Ah février ! Le mois de la Saint-Valentin et donc de l’amour. Et qui dit Saint-Valentin, dit couples amoureux. A cette occasion, Le Progrès Egyptien vous présente deux livres qui racontent deux fameux histoires d’amour.
Ces romans ont ému, fait rêver, pleurer, ont transporté des générations de lecteurs, et sont devenus des incontournables de la littérature amoureuse. Des livres romantiques qui ont marqué la littérature à travers les âges. Suivez…
Les Amours d’Antar et Abla

Personnage historique du VIe siècle, fils d’un noble et d’une esclave noire du Hedjaz, Antar fut toute sa vie méprisé en raison de son origine illégitime et de la couleur de sa peau même s’il personnifie le modèle du chevalier vaillant, viril, généreux, hospitalier et amoureux. Il doit sa renommée à ses poèmes parmi les plus célèbres de la littérature arabe antéislamique mais surtout à son amour pour sa cousine Abla, dont il finit par obtenir la main malgré les préjugés de castes et de races, en prouvant toutes ses qualités de héros.

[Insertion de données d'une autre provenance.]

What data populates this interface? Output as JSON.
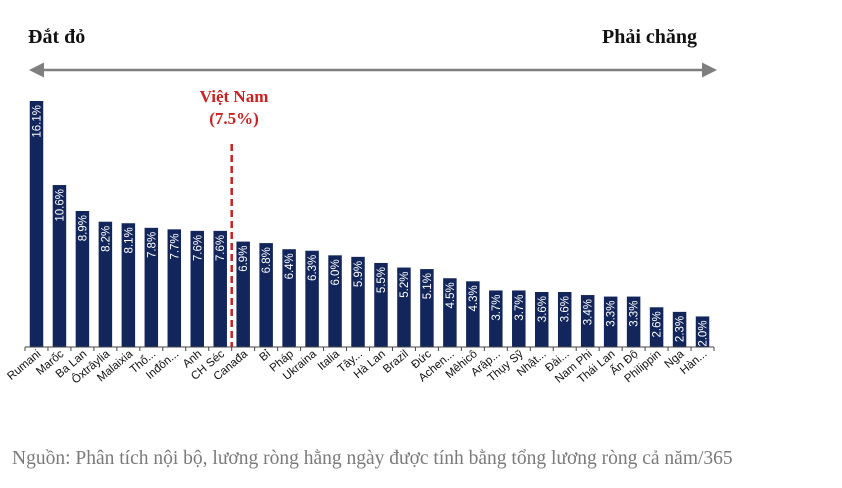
{
  "header": {
    "left_label": "Đắt đỏ",
    "right_label": "Phải chăng"
  },
  "highlight": {
    "name": "Việt Nam",
    "value_text": "(7.5%)",
    "color": "#cc1f1f"
  },
  "source": "Nguồn: Phân tích nội bộ, lương ròng hằng ngày được tính bằng tổng lương ròng cả năm/365",
  "colors": {
    "bar": "#13265c",
    "arrow": "#7f7f7f",
    "axis": "#444444",
    "highlight": "#cc1f1f"
  },
  "chart_data": {
    "type": "bar",
    "orientation": "vertical",
    "categories": [
      "Rumani",
      "Marốc",
      "Ba Lan",
      "Ôxtrâylia",
      "Malaixia",
      "Thổ...",
      "Inđôn...",
      "Anh",
      "CH Séc",
      "Canađa",
      "Bỉ",
      "Pháp",
      "Ukraina",
      "Italia",
      "Tây...",
      "Hà Lan",
      "Brazil",
      "Đức",
      "Achen...",
      "Mêhicô",
      "Arập...",
      "Thụy Sỹ",
      "Nhật...",
      "Đài...",
      "Nam Phi",
      "Thái Lan",
      "Ấn Độ",
      "Philippin",
      "Nga",
      "Hàn..."
    ],
    "values": [
      16.1,
      10.6,
      8.9,
      8.2,
      8.1,
      7.8,
      7.7,
      7.6,
      7.6,
      6.9,
      6.8,
      6.4,
      6.3,
      6.0,
      5.9,
      5.5,
      5.2,
      5.1,
      4.5,
      4.3,
      3.7,
      3.7,
      3.6,
      3.6,
      3.4,
      3.3,
      3.3,
      2.6,
      2.3,
      2.0
    ],
    "data_labels": [
      "16.1%",
      "10.6%",
      "8.9%",
      "8.2%",
      "8.1%",
      "7.8%",
      "7.7%",
      "7.6%",
      "7.6%",
      "6.9%",
      "6.8%",
      "6.4%",
      "6.3%",
      "6.0%",
      "5.9%",
      "5.5%",
      "5.2%",
      "5.1%",
      "4.5%",
      "4.3%",
      "3.7%",
      "3.7%",
      "3.6%",
      "3.6%",
      "3.4%",
      "3.3%",
      "3.3%",
      "2.6%",
      "2.3%",
      "2.0%"
    ],
    "reference_line": {
      "value": 7.5,
      "between": [
        "CH Séc",
        "Canađa"
      ],
      "style": "dashed"
    },
    "ylim": [
      0,
      16.1
    ],
    "y_axis_visible": false,
    "grid": false,
    "legend": false
  }
}
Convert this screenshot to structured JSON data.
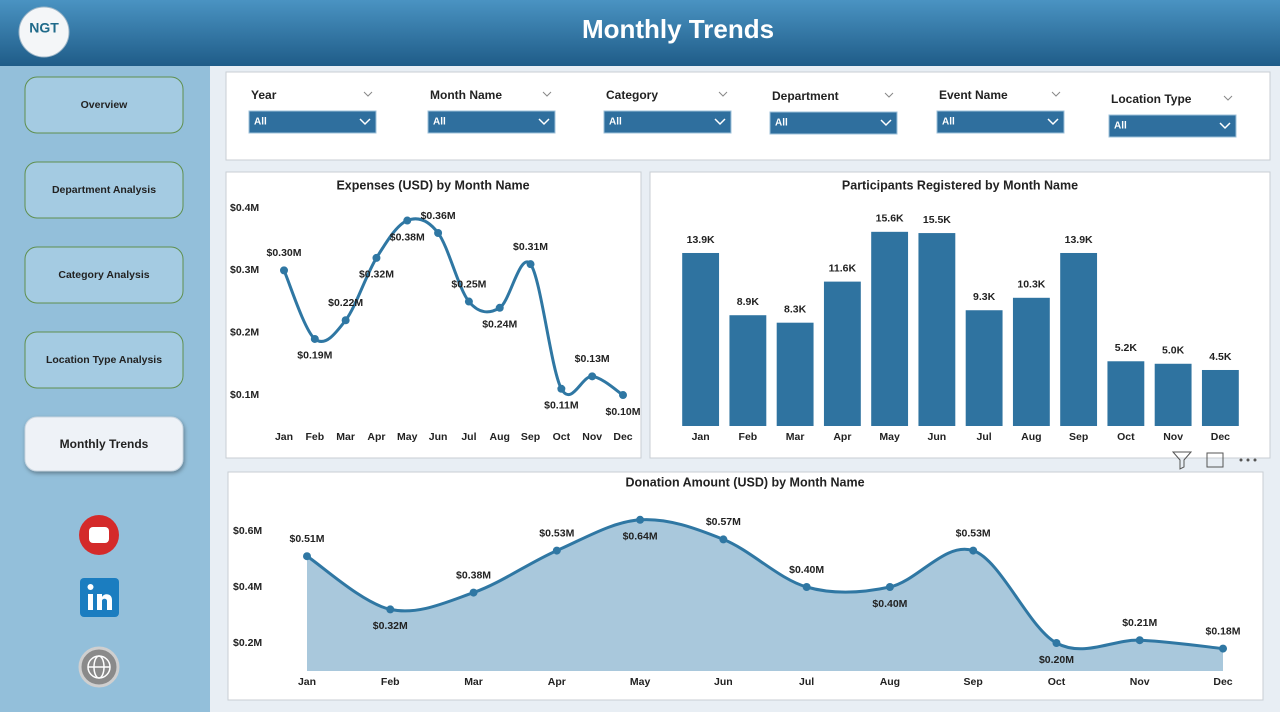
{
  "header": {
    "logo": "NGT",
    "title": "Monthly Trends"
  },
  "nav": [
    "Overview",
    "Department Analysis",
    "Category Analysis",
    "Location Type Analysis",
    "Monthly Trends"
  ],
  "filters": [
    {
      "label": "Year",
      "value": "All"
    },
    {
      "label": "Month Name",
      "value": "All"
    },
    {
      "label": "Category",
      "value": "All"
    },
    {
      "label": "Department",
      "value": "All"
    },
    {
      "label": "Event Name",
      "value": "All"
    },
    {
      "label": "Location Type",
      "value": "All"
    }
  ],
  "chart_data": [
    {
      "type": "line",
      "title": "Expenses (USD) by Month Name",
      "smooth": true,
      "color": "#2f77a3",
      "categories": [
        "Jan",
        "Feb",
        "Mar",
        "Apr",
        "May",
        "Jun",
        "Jul",
        "Aug",
        "Sep",
        "Oct",
        "Nov",
        "Dec"
      ],
      "values": [
        300000,
        190000,
        220000,
        320000,
        380000,
        360000,
        250000,
        240000,
        310000,
        110000,
        130000,
        100000
      ],
      "value_labels": [
        "$0.30M",
        "$0.19M",
        "$0.22M",
        "$0.32M",
        "$0.38M",
        "$0.36M",
        "$0.25M",
        "$0.24M",
        "$0.31M",
        "$0.11M",
        "$0.13M",
        "$0.10M"
      ],
      "ylim": [
        50000,
        420000
      ],
      "yticks": [
        {
          "value": 100000,
          "label": "$0.1M"
        },
        {
          "value": 200000,
          "label": "$0.2M"
        },
        {
          "value": 300000,
          "label": "$0.3M"
        },
        {
          "value": 400000,
          "label": "$0.4M"
        }
      ]
    },
    {
      "type": "bar",
      "title": "Participants Registered by Month Name",
      "color": "#2f73a0",
      "categories": [
        "Jan",
        "Feb",
        "Mar",
        "Apr",
        "May",
        "Jun",
        "Jul",
        "Aug",
        "Sep",
        "Oct",
        "Nov",
        "Dec"
      ],
      "values": [
        13900,
        8900,
        8300,
        11600,
        15600,
        15500,
        9300,
        10300,
        13900,
        5200,
        5000,
        4500
      ],
      "value_labels": [
        "13.9K",
        "8.9K",
        "8.3K",
        "11.6K",
        "15.6K",
        "15.5K",
        "9.3K",
        "10.3K",
        "13.9K",
        "5.2K",
        "5.0K",
        "4.5K"
      ],
      "ylim": [
        0,
        17000
      ]
    },
    {
      "type": "area",
      "title": "Donation Amount (USD) by Month Name",
      "smooth": true,
      "color": "#2f77a3",
      "fill_color": "#a9c8dc",
      "categories": [
        "Jan",
        "Feb",
        "Mar",
        "Apr",
        "May",
        "Jun",
        "Jul",
        "Aug",
        "Sep",
        "Oct",
        "Nov",
        "Dec"
      ],
      "values": [
        510000,
        320000,
        380000,
        530000,
        640000,
        570000,
        400000,
        400000,
        530000,
        200000,
        210000,
        180000
      ],
      "value_labels": [
        "$0.51M",
        "$0.32M",
        "$0.38M",
        "$0.53M",
        "$0.64M",
        "$0.57M",
        "$0.40M",
        "$0.40M",
        "$0.53M",
        "$0.20M",
        "$0.21M",
        "$0.18M"
      ],
      "ylim": [
        100000,
        700000
      ],
      "yticks": [
        {
          "value": 200000,
          "label": "$0.2M"
        },
        {
          "value": 400000,
          "label": "$0.4M"
        },
        {
          "value": 600000,
          "label": "$0.6M"
        }
      ]
    }
  ]
}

La geste d’Antar, toujours racontée de nos jours dans les cafés du monde arabe, a inspiré de nombreux artistes, cinéastes, musiciens ainsi que les Orientalistes européens dont Lamartine qui ont trouvé dans Antar la figure du chevalier idéal gagnant sa dame à force d’épreuves que la légende a multipliées. Ces extraits choisis reprennent les tribulations de ce héros et de ses amours et de celles de ses pères.
La traduction d’Isabelle Bernard et Wael Rabadi d’une sélection des épisodes les plus marquants de la vie amoureuse d’Antar est illustrée par Ilyes Messaoudi qui a renoué avec l’ancienne technique de la peinture sur verre. Le livret Antar d’Alphonse de Lamartine complète ce texte arabe fondamental, surprenant de liberté, de poésie et d’audace.
Le Fou de Laylâ
Sous ce nom (le Fou, ou le Fou de Laylâ : Majnûn Laylâ) se cache un jeune homme, Qays ibn al-Mulawwah, qui n’a peut-être jamais existé. D’entrée de jeu, il s’agit d’un inextricable duo entre histoire et légende.
La première nous dit qu’au désert d’Arabie, dans la seconde moitié du VIIe siècle, circulent des poèmes chantant un amour parfait et impossible. Leurs auteurs, sous divers noms, se veulent, d’une tribu à l’autre, les meilleurs dans le genre, et pour avoir vécu cet amour, et pour le dire.
La légende, elle, nous parle d’un jeune homme, Qays, de la tribu des Banû ‘Amir, qui tombe amoureux de sa cousine Laylâ. Tout devrait concourir à leur bonheur : ils n’ont aucune crainte quant à l’accord de leurs familles, portées, comme les autres, à ce type de mariage entre cousins. Mais voilà… Qays est poète, et il décide de chanter son amour à tous vents.
Ce faisant, il enfreint une règle majeure du code bédouin. Dès lors, tout s’enchaîne : le refus de la famille, le mariage forcé de Laylâ, son départ de la tribu, Qays sombrant dans la folie et allant vivre avec les bêtes du désert, sa mort enfin, d’épuisement et de douleur. Quel qu’en soit l’arrièreplan social, la légende crée un mythe : celui de l’amour parfait et impossible.
De tous les poètes qui l’ont chanté dans l’Arabie de ce temps, Majnûn est sans doute le plus grand. Homme de chair et de sang, ou personnage inventé, il fixe au poème un unique sujet : l’amour dans toutes les variations possibles.